Ji Fanyin : « … » 'Bon, j'étais trop optimiste.'
Elle fit deux pas en arrière depuis le coin avant de s'avancer tranquillement vers Bai Zhou. Elle s'arrêta juste devant lui et demanda : « De mauvaise humeur ? »
Bai Zhou avait déjà relevé la tête pour la regarder alors qu'elle était encore à plusieurs pas, mais il parut un peu absent.
À la question, il baissa la tête et dit : « … Je veux te parler, grande sœur. »
« Ici ? » demanda Ji Fanyin, les mains derrière le dos. « Je suppose que je peux t'accompagner le temps de fumer quelques cigarettes. »
Bai Zhou retira son casque et parla avec une pointe d'anxiété dans la voix : « Je ne fumerai pas. Tu n'aimes pas l'odeur de la cigarette, non ? »
« C'est un privilège spécial rien que pour toi », le rassura Ji Fanyin.
Bai Zhou la regarda, mais finit par secouer la tête. Il sortit sa clé et se redressa en disant : « Montons parler. »
En réalité, Ji Fanyin transportait partout une bombe lacrymogène. Elle avait aussi mis le commissariat local en numérotation rapide sur son téléphone.
Bien qu'elle connaisse un peu les arts martiaux et puisse se protéger même si son client piquait une crise, mieux valait être préparée.
Pour l'instant, Bai Zhou semblait encore dans un état normal.
Chemin faisant vers l'ascenseur, Ji Fanyin fouilla dans son sac et en sortit un bonbon aux fruits. « Donne-moi ta main. »
Bai Zhou attendait l'ascenseur, mains dans les poches. Son corps se raidit un instant à cette demande abrupte avant qu'il ne tende docilement la main. Il inclina la tête sur le côté, l'air réticent, en grognant : « … Qu'est-ce que tu veux ? »
Ji Fanyin posa le bonbon dans sa paume et dit : « Je veux te donner un bonbon. »
Bai Zhou sentit une légère piqûre de l'emballage sur sa main. Il serra fortement le poing et hurla, furieux : « J'ai déjà dix-neuf ans ! »
« Quel rapport ? Même les nonagénaires mangent des bonbons », répondit Ji Fanyin, dubitative. « Rends-le si tu n'en veux pas. »
Bai Zhou se hâta de déballer le bonbon et le fourra dans sa bouche avant de grogner : « Non ! »
Ji Fanyin : « … » 'Bai Zhou est-il du genre à voir sa maturité mentale s'effondrer dès qu'il est en colère ?'
Un « ding » retentit, l'ascenseur arriva. Bai Zhou y entra d'une démarche si déterminée qu'on aurait dit qu'il allait tout démolir.

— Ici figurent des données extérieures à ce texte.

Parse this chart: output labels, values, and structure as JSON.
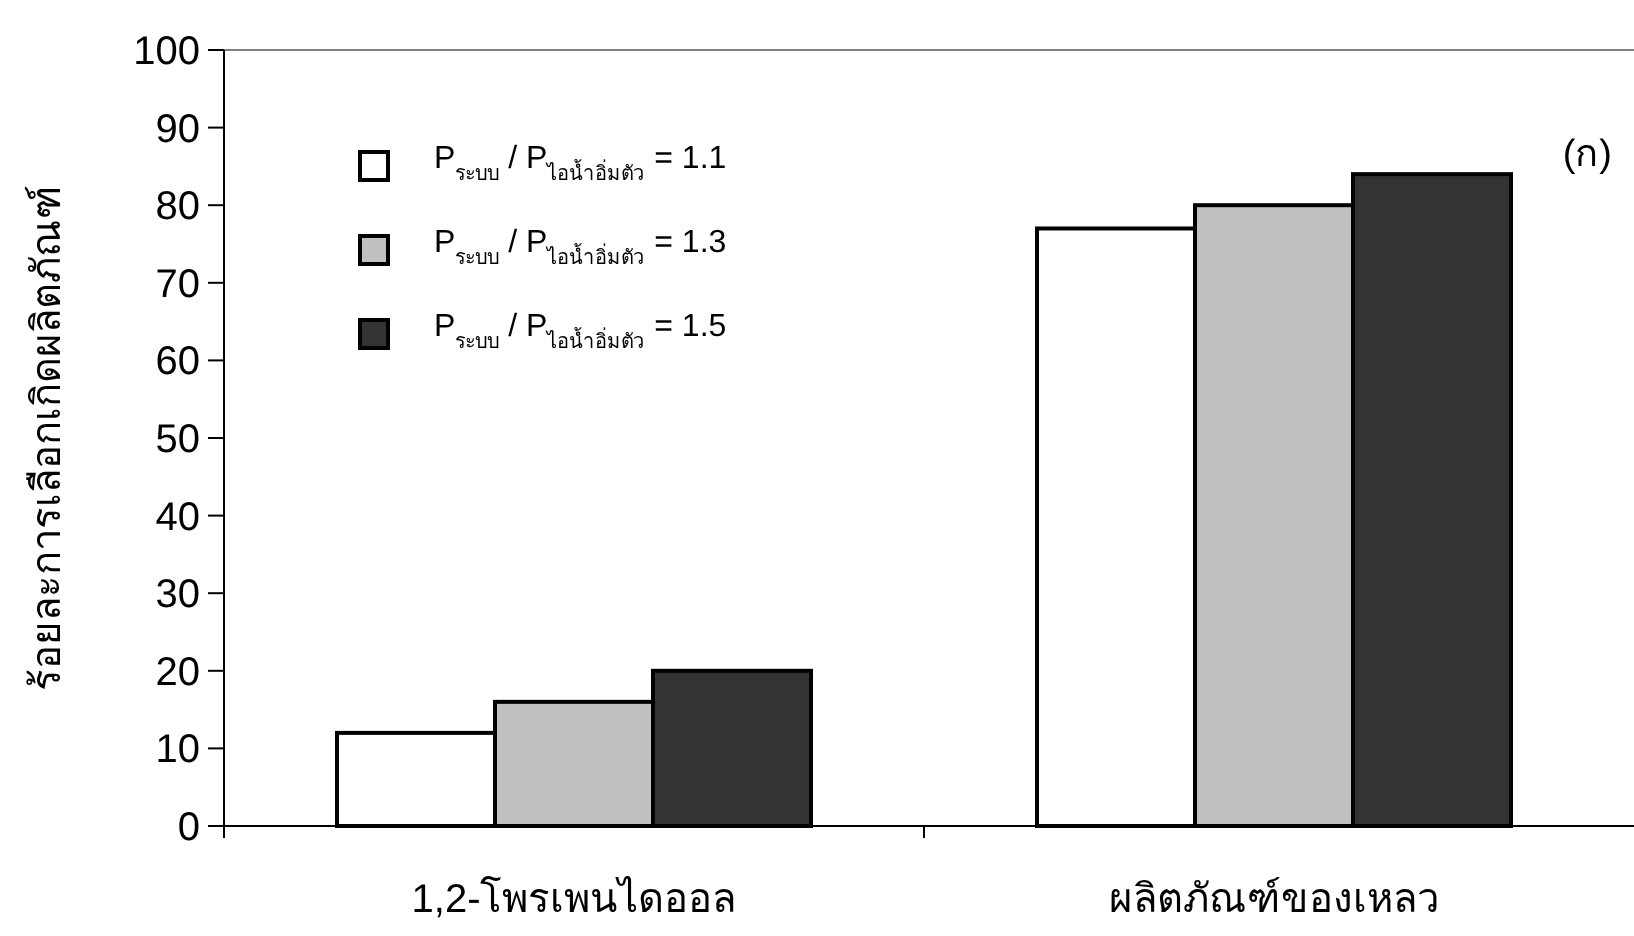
{
  "chart_data": {
    "type": "bar",
    "ylabel": "ร้อยละการเลือกเกิดผลิตภัณฑ์",
    "categories": [
      "1,2-โพรเพนไดออล",
      "ผลิตภัณฑ์ของเหลว"
    ],
    "series": [
      {
        "name": "P$_{ระบบ}$ / P$_{ไอน้ำอิ่มตัว}$ = 1.1",
        "color": "#ffffff",
        "values": [
          12,
          77
        ]
      },
      {
        "name": "P$_{ระบบ}$ / P$_{ไอน้ำอิ่มตัว}$ = 1.3",
        "color": "#c0c0c0",
        "values": [
          16,
          80
        ]
      },
      {
        "name": "P$_{ระบบ}$ / P$_{ไอน้ำอิ่มตัว}$ = 1.5",
        "color": "#333333",
        "values": [
          20,
          84
        ]
      }
    ],
    "ylim": [
      0,
      100
    ],
    "yticks": [
      0,
      10,
      20,
      30,
      40,
      50,
      60,
      70,
      80,
      90,
      100
    ],
    "legend": "top left",
    "annotations": [
      "(ก)"
    ]
  }
}
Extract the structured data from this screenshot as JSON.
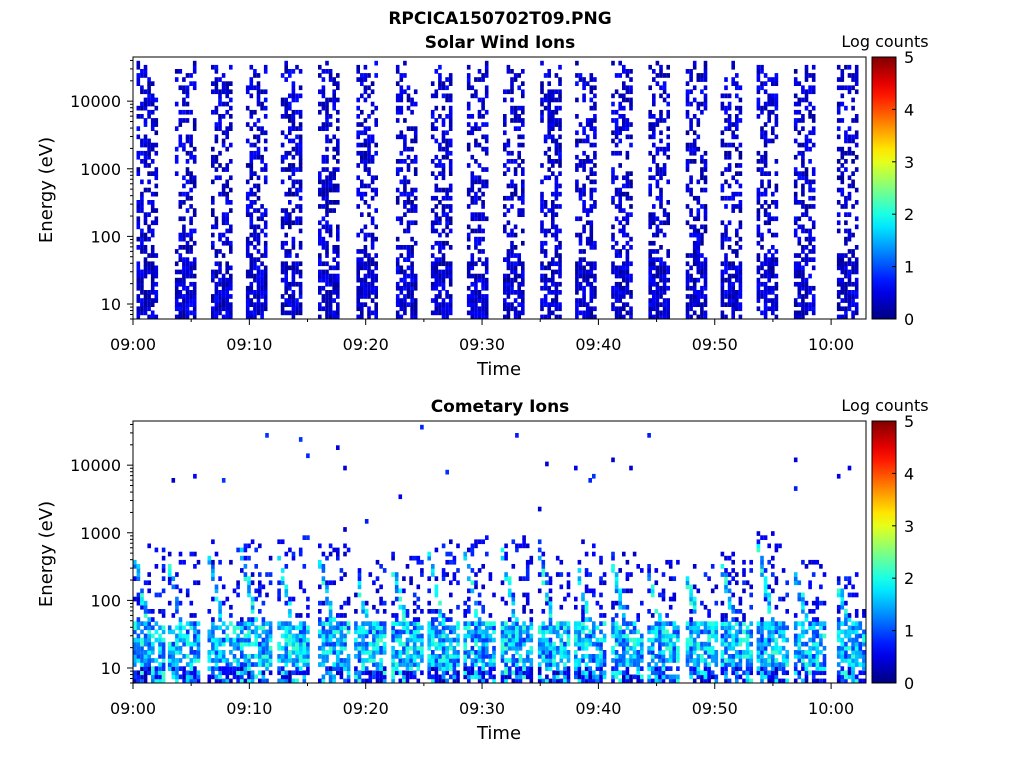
{
  "figure": {
    "title": "RPCICA150702T09.PNG"
  },
  "chart_data": [
    {
      "type": "heatmap",
      "title": "Solar Wind Ions",
      "xlabel": "Time",
      "ylabel": "Energy (eV)",
      "x_ticks": [
        "09:00",
        "09:10",
        "09:20",
        "09:30",
        "09:40",
        "09:50",
        "10:00"
      ],
      "xlim": [
        "09:00",
        "10:03"
      ],
      "y_scale": "log",
      "y_ticks": [
        10,
        100,
        1000,
        10000
      ],
      "y_tick_labels": [
        "10",
        "100",
        "1000",
        "10000"
      ],
      "ylim": [
        6,
        45000
      ],
      "colorbar": {
        "label": "Log counts",
        "ticks": [
          "0",
          "1",
          "2",
          "3",
          "4",
          "5"
        ],
        "range": [
          0,
          5
        ],
        "colormap": "jet"
      },
      "sweep_start_minutes": [
        0.3,
        3.6,
        6.7,
        9.7,
        12.7,
        15.9,
        19.2,
        22.6,
        25.6,
        28.7,
        31.8,
        35.0,
        38.0,
        41.1,
        44.3,
        47.5,
        50.5,
        53.6,
        56.8,
        60.5
      ],
      "sweep_width_minutes": 2.0,
      "energy_range_eV": [
        6,
        30000
      ],
      "typical_log_counts": [
        0,
        0.6
      ],
      "grid": false
    },
    {
      "type": "heatmap",
      "title": "Cometary Ions",
      "xlabel": "Time",
      "ylabel": "Energy (eV)",
      "x_ticks": [
        "09:00",
        "09:10",
        "09:20",
        "09:30",
        "09:40",
        "09:50",
        "10:00"
      ],
      "xlim": [
        "09:00",
        "10:03"
      ],
      "y_scale": "log",
      "y_ticks": [
        10,
        100,
        1000,
        10000
      ],
      "y_tick_labels": [
        "10",
        "100",
        "1000",
        "10000"
      ],
      "ylim": [
        6,
        45000
      ],
      "colorbar": {
        "label": "Log counts",
        "ticks": [
          "0",
          "1",
          "2",
          "3",
          "4",
          "5"
        ],
        "range": [
          0,
          5
        ],
        "colormap": "jet"
      },
      "sweep_start_minutes": [
        0.0,
        3.0,
        6.4,
        9.2,
        12.4,
        15.9,
        19.0,
        22.2,
        25.3,
        28.4,
        31.6,
        34.8,
        37.9,
        41.1,
        44.2,
        47.5,
        50.5,
        53.6,
        56.8,
        60.5
      ],
      "burst_peak_energy_eV": [
        450,
        300,
        500,
        520,
        500,
        450,
        250,
        300,
        500,
        550,
        520,
        480,
        500,
        300,
        250,
        200,
        300,
        600,
        250,
        150
      ],
      "core_energy_range_eV": [
        8,
        45
      ],
      "typical_log_counts": [
        0,
        2.2
      ],
      "grid": false
    }
  ]
}
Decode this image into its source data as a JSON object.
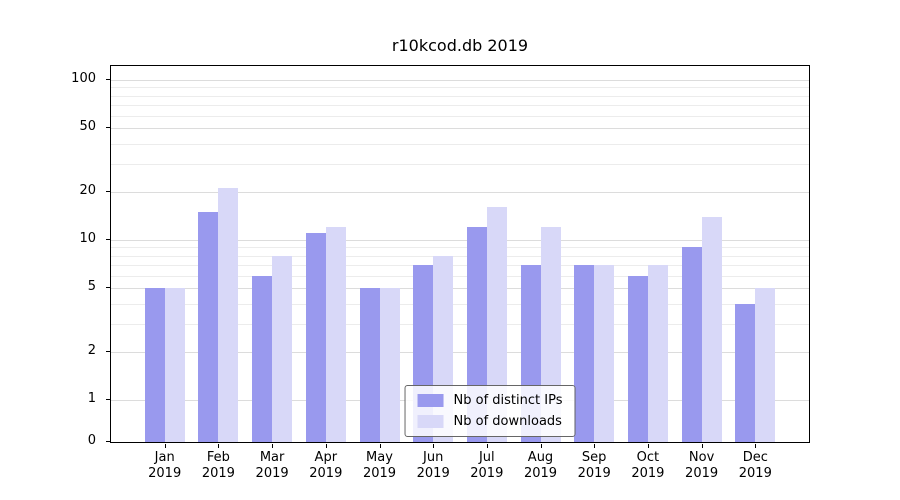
{
  "chart_data": {
    "type": "bar",
    "title": "r10kcod.db 2019",
    "categories": [
      "Jan",
      "Feb",
      "Mar",
      "Apr",
      "May",
      "Jun",
      "Jul",
      "Aug",
      "Sep",
      "Oct",
      "Nov",
      "Dec"
    ],
    "year_label": "2019",
    "series": [
      {
        "name": "Nb of distinct IPs",
        "color": "#9999ee",
        "values": [
          5,
          15,
          6,
          11,
          5,
          7,
          12,
          7,
          7,
          6,
          9,
          4
        ]
      },
      {
        "name": "Nb of downloads",
        "color": "#d8d8f8",
        "values": [
          5,
          21,
          8,
          12,
          5,
          8,
          16,
          12,
          7,
          7,
          14,
          5
        ]
      }
    ],
    "yscale": "log",
    "yticks": [
      0,
      1,
      2,
      5,
      10,
      20,
      50,
      100
    ],
    "minor_gridlines": [
      3,
      4,
      6,
      7,
      8,
      9,
      30,
      40,
      60,
      70,
      80,
      90
    ],
    "ylim": [
      0,
      100
    ],
    "grid": true,
    "legend_position": "lower center"
  }
}
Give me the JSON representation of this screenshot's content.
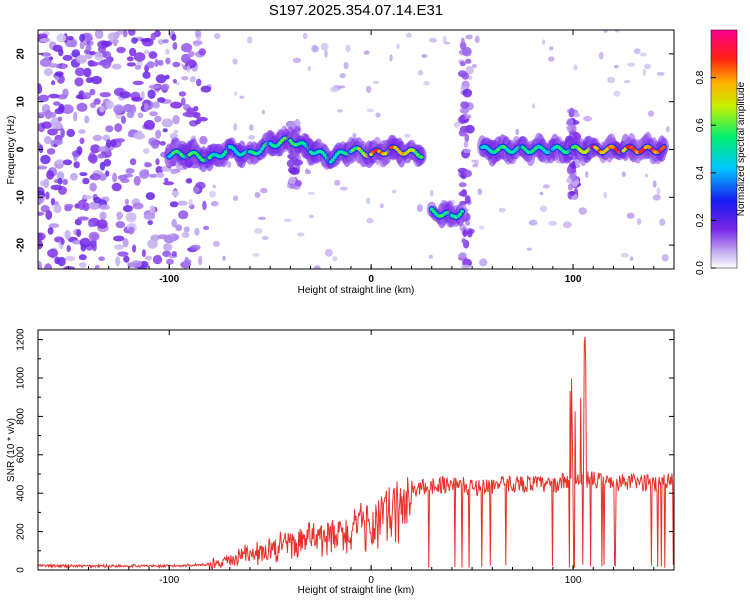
{
  "title": "S197.2025.354.07.14.E31",
  "chart_data": [
    {
      "type": "heatmap",
      "name": "spectrogram",
      "xlabel": "Height of straight line (km)",
      "ylabel": "Frequency (Hz)",
      "xlim": [
        -165,
        150
      ],
      "ylim": [
        -25,
        25
      ],
      "xticks": [
        -100,
        0,
        100
      ],
      "yticks": [
        -20,
        -10,
        0,
        10,
        20
      ],
      "colorbar": {
        "label": "Normalized spectral amplitude",
        "range": [
          0,
          1
        ],
        "ticks": [
          "0.0",
          "0.2",
          "0.4",
          "0.6",
          "0.8"
        ],
        "tick_values": [
          0.0,
          0.2,
          0.4,
          0.6,
          0.8
        ],
        "colormap": "rainbow (white→violet→blue→cyan→green→yellow→red→magenta)"
      },
      "ridge": [
        {
          "x": -100,
          "f": -1,
          "amp": 0.55
        },
        {
          "x": -90,
          "f": -1,
          "amp": 0.6
        },
        {
          "x": -80,
          "f": -2,
          "amp": 0.55
        },
        {
          "x": -70,
          "f": 0,
          "amp": 0.5
        },
        {
          "x": -60,
          "f": -1,
          "amp": 0.55
        },
        {
          "x": -50,
          "f": 1,
          "amp": 0.5
        },
        {
          "x": -40,
          "f": 2,
          "amp": 0.6
        },
        {
          "x": -30,
          "f": 0,
          "amp": 0.55
        },
        {
          "x": -20,
          "f": -2,
          "amp": 0.5
        },
        {
          "x": -10,
          "f": 0,
          "amp": 0.55
        },
        {
          "x": 0,
          "f": -1,
          "amp": 0.9
        },
        {
          "x": 10,
          "f": 0,
          "amp": 0.8
        },
        {
          "x": 25,
          "f": -1,
          "amp": 0.65
        },
        {
          "x": 30,
          "f": -13,
          "amp": 0.55
        },
        {
          "x": 40,
          "f": -14,
          "amp": 0.6
        },
        {
          "x": 45,
          "f": -13,
          "amp": 0.5
        },
        {
          "x": 55,
          "f": 0,
          "amp": 0.55
        },
        {
          "x": 75,
          "f": 0,
          "amp": 0.55
        },
        {
          "x": 90,
          "f": 0,
          "amp": 0.5
        },
        {
          "x": 100,
          "f": 0,
          "amp": 0.6
        },
        {
          "x": 110,
          "f": 0,
          "amp": 0.9
        },
        {
          "x": 125,
          "f": 0,
          "amp": 0.85
        },
        {
          "x": 145,
          "f": 0,
          "amp": 0.9
        }
      ]
    },
    {
      "type": "line",
      "name": "snr",
      "xlabel": "Height of straight line (km)",
      "ylabel": "SNR (10 * v/v)",
      "xlim": [
        -165,
        150
      ],
      "ylim": [
        0,
        1250
      ],
      "xticks": [
        -100,
        0,
        100
      ],
      "yticks": [
        0,
        200,
        400,
        600,
        800,
        1000,
        1200
      ],
      "color": "#e8302a",
      "series": [
        {
          "name": "SNR",
          "x": [
            -165,
            -140,
            -120,
            -100,
            -90,
            -80,
            -70,
            -60,
            -50,
            -40,
            -30,
            -20,
            -10,
            0,
            10,
            20,
            30,
            40,
            50,
            60,
            70,
            80,
            90,
            95,
            100,
            102,
            105,
            107,
            110,
            120,
            130,
            140,
            150
          ],
          "y": [
            22,
            20,
            22,
            20,
            25,
            30,
            60,
            100,
            130,
            170,
            190,
            210,
            240,
            300,
            360,
            420,
            440,
            450,
            430,
            440,
            450,
            450,
            440,
            460,
            460,
            1000,
            1150,
            1250,
            470,
            450,
            460,
            450,
            470
          ]
        }
      ]
    }
  ]
}
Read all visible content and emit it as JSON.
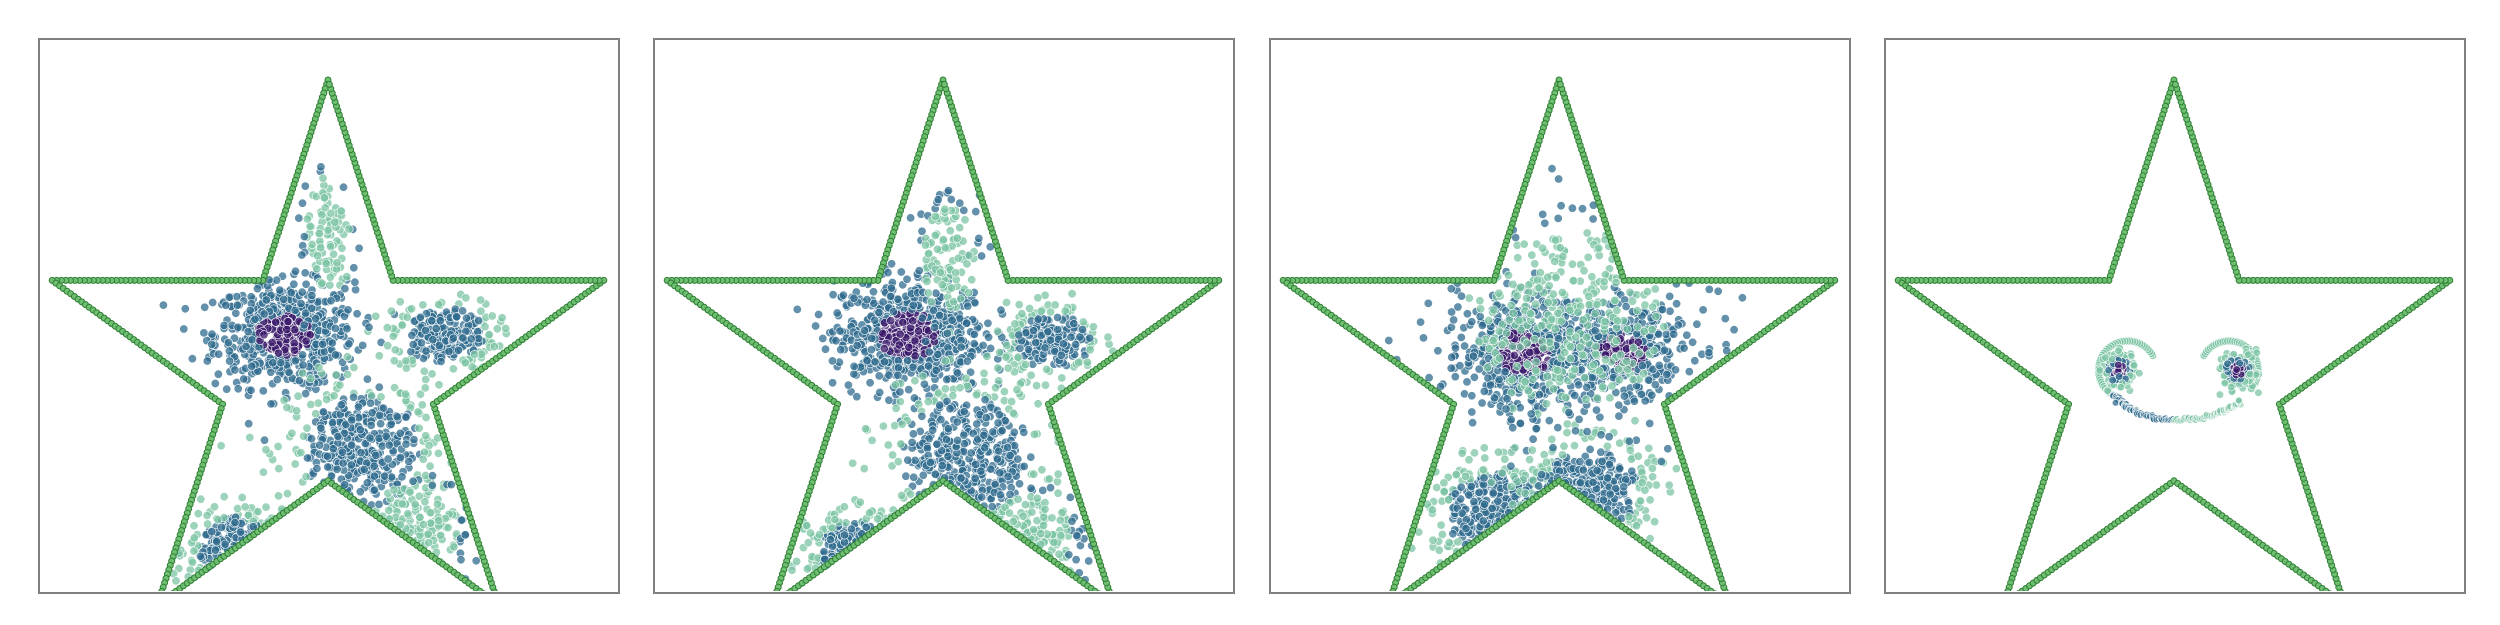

Ji Fanyin le suivit à l'intérieur en sortant son téléphone pour chercher quelque chose.
L'ascenseur était lumineux et spacieux, avec des miroirs des deux côtés. Pendant que Ji Fanyin cherchait une application, elle remarqua que Bai Zhou la fixait d'un air mécontent.
Du coup, avant que le client ne commence à se plaindre, Ji Fanyin prit les devants et demanda la première : « Tu as mangé ? »
Bai Zhou : « … »
Les mots qu'il s'apprêtait à dire restèrent coincés dans sa gorge. Un moment plus tard, il marmonna enfin : « Pas encore. »
Ji Fanyin s'en doutait aussi.
Il se trouve qu'elle non plus n'avait pas mangé, elle pouvait donc légitimement squatter le dîner chez lui.
« Qu'est-ce que tu veux manger ? J'achète les ingrédients et je cuisine pour toi. » Ji Fanyin ouvrait l'appli de livraison de supermarché et parcourait les ingrédients disponibles. « C'est encore cuisine française comme l'autre fois ou… »
« Je veux des plats maison ordinaires », répondit Bai Zhou fermement.
Ji Fanyin retira avec regret la coupe de steak premium de son panier.